I like the analogy that Buz made..like an onion peel..:)

The Lucy and Dick Show said...

It's Sunday morning. I am here by myself. (Dick's on mandatory overtime!) And I picked this laptop up to just read this blog. Your posts come to us like a breath of fresh air meant for each and every single one of us. Personal and up close. We all find connection with your words.

You are a huge success.

Please delete this from your post if you wish. This is your page and not mine and this is meant for you. If you feel it's of use in your blog post it. If not, just hit the trash can icon... I would agree.

Not to preach or take away from your own experience... I have a couple of statements about how I see my own past and I feel the need to share.

I had the best childhood of anyone I grew up around.
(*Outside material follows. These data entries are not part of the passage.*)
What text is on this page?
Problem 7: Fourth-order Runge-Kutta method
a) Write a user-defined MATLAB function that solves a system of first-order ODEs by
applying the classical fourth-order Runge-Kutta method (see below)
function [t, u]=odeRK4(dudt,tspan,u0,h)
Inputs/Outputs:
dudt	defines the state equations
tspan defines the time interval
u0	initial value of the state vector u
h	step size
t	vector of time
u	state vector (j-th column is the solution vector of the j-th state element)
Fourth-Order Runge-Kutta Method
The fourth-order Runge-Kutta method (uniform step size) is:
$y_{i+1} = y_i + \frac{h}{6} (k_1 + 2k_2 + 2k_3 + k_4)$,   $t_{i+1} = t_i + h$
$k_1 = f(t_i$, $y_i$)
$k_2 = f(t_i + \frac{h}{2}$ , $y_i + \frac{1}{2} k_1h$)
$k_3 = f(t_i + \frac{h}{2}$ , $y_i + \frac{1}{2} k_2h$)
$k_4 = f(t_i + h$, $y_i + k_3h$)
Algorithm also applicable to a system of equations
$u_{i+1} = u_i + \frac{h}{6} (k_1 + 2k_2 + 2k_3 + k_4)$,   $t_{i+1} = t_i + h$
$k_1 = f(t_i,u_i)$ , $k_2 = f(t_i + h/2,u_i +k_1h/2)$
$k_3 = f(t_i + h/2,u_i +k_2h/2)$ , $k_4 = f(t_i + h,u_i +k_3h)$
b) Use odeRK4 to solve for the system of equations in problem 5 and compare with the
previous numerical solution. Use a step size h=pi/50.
We had more. Our parents treated us way better than my neighbors treated their kids. I was offered more in the way of thought and expectations. I was blessed.

Still, there were things really wrong and I've been screwed up by it. I've had tragedies and immense struggles because of my upbringing. There are things in that past of my parents that were odd and wrong and miserable. There are things in my past that shouldn't have happened to anyone.
Doesn't matter to anyone but me... they happened.
I can agree with writing this bog because you need to and I can read that it is bringing you peace. You've had a unique life experience and tragedies that no one should have to deal with. How my heart aches for you when I read this.

You don't need to look for our approval or our acceptance or our understanding. You simply have it because we've all had experiences too. If we were perfect, we could judge... So there's not ANY chance someone could look down on you.

To my mind, your term of 'failed' for your previous marriages is not correct. Those were short term relationships that had successes and growth. You loved those men and they loved you for a time. You had good times and marked your space. You had children. You had so many positive experiences.
Schwing your perception of those and see they were very successful. Whose opinion have you taken on to perceive them as failed? As I read your posts, I see that you touched lives in a positive way your whole life and still do so today as you write this blog. You are amazing!

Have you read the Celestine Prophecy? It helped me put some of the turmoil into perspective and I'd love to hear your opinions on the concept.

I imagine as I write this, you're writing another post for here and I feel the connection to you as I feel each time I visit.

Isn't that what it's all about? By opening up and speaking about ourselves, we help others? What an awesome thing to do! Thanks for listening!